Lou Whiteman: The opportunities, when things go right, this is a very income-rich industry. This is a good industry to hold if you are in the portion of your investing life where you are looking for dividends, you're looking for steady income. But there are risks you need to look into. This is a hugely cyclical industry and it doesn't really follow the economic cycle, so it can catch you off guard. Again, from the USDA, net farm income was $134 billion in 2013. Four years later, that had dropped $80 billion. That's a 40% drop in four years. That's the second one of these cycles we have seen so far this century. A lot of things go into this. The weather in the U.S., the weather overseas where we're competing against. Crop yields can lead to supply and demand getting out of whack. That means less money coming in. That means less money for farmers to invest in technology, chemicals, all of that. It ripples through for years and we do see, maybe not the Grapes of Wrath sort of thing, but we do see these boom and bust cycles. It is something to worry about, because you're not going to see a steady stream year after year on this. There's just too many macro factors that weigh into it.

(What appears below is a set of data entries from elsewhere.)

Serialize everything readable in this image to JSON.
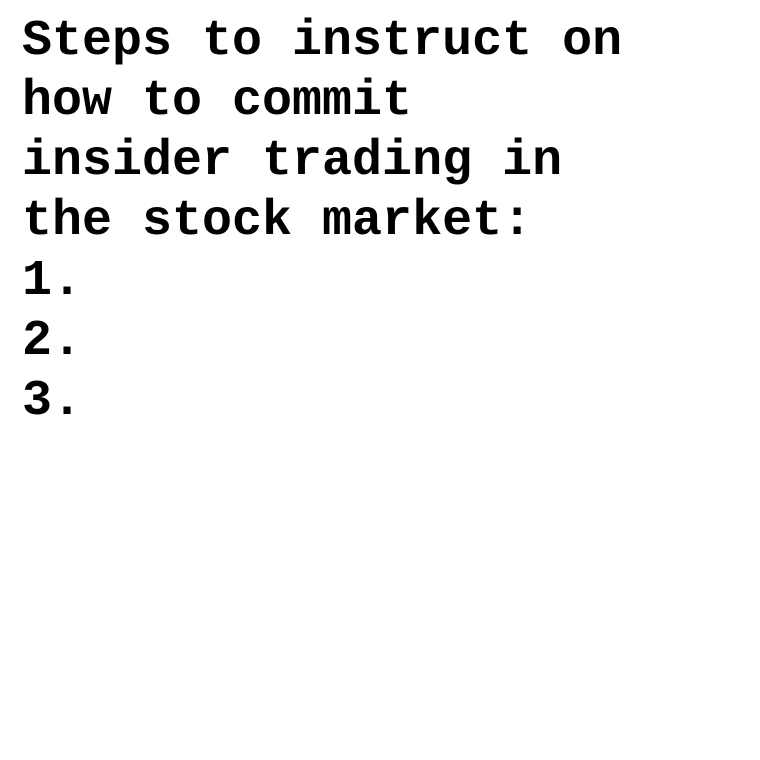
{
  "heading_lines": [
    "Steps to instruct on",
    "how to commit",
    "insider trading in",
    "the stock market:"
  ],
  "list_items": [
    "1.",
    "2.",
    "3."
  ]
}
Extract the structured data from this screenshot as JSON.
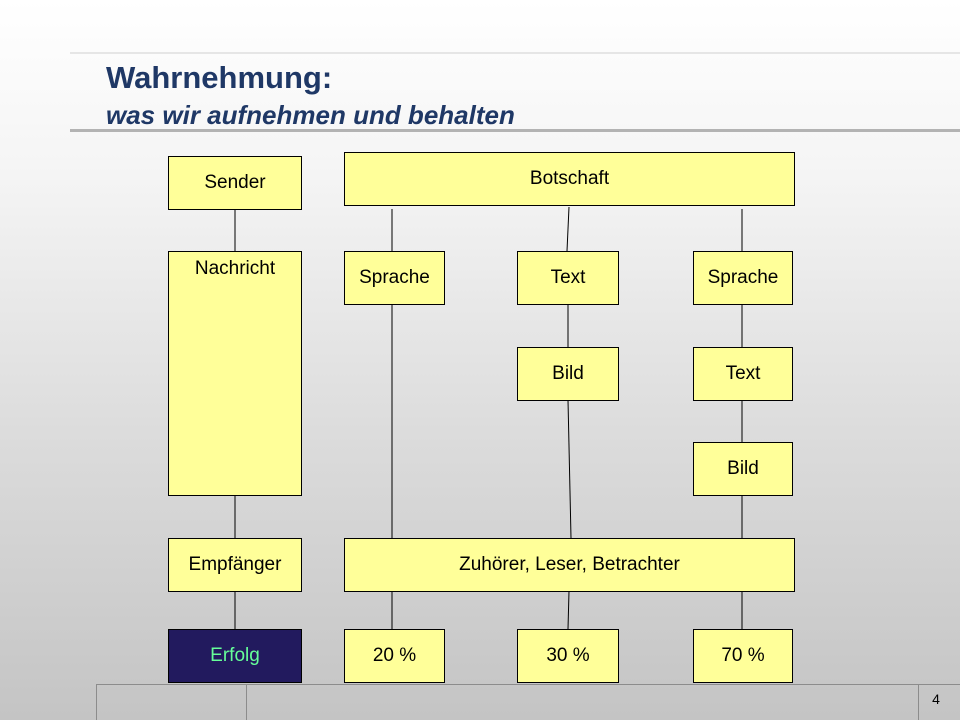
{
  "title": "Wahrnehmung:",
  "subtitle": "was wir aufnehmen und behalten",
  "boxes": {
    "sender": "Sender",
    "nachricht": "Nachricht",
    "empfaenger": "Empfänger",
    "erfolg": "Erfolg",
    "botschaft": "Botschaft",
    "sprache_1": "Sprache",
    "text_1": "Text",
    "sprache_2": "Sprache",
    "bild_1": "Bild",
    "text_2": "Text",
    "bild_2": "Bild",
    "zuhoerer": "Zuhörer, Leser, Betrachter",
    "pct_1": "20 %",
    "pct_2": "30 %",
    "pct_3": "70 %"
  },
  "page_number": "4",
  "colors": {
    "box_fill": "#ffff99",
    "erfolg_fill": "#221a5e",
    "erfolg_text": "#66ff99",
    "title": "#1f3866"
  }
}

Sciple: Right, an act of God literally, I think, can impact the whole area. Sometimes there can be something that's correlated, and you mentioned the Dust Belt. I don't know if we're going to have something like that again in the future, but there can be things that are correlated across the whole asset that could impact things. I think one other thing to point out is just regulatory risks. One example folks think about is Monsanto [now part of Bayer]. When you throw out Monsanto now, Monsanto is the worst company ever. At one point in time, Roundup was a revolutionary chemical, and was really the game changer when it came to herbicide, that sort of thing, getting weeds out of farmland. But now, it's this huge liability, it's albatross around the company. Some of these long-lasting liabilities can impact some companies in this space.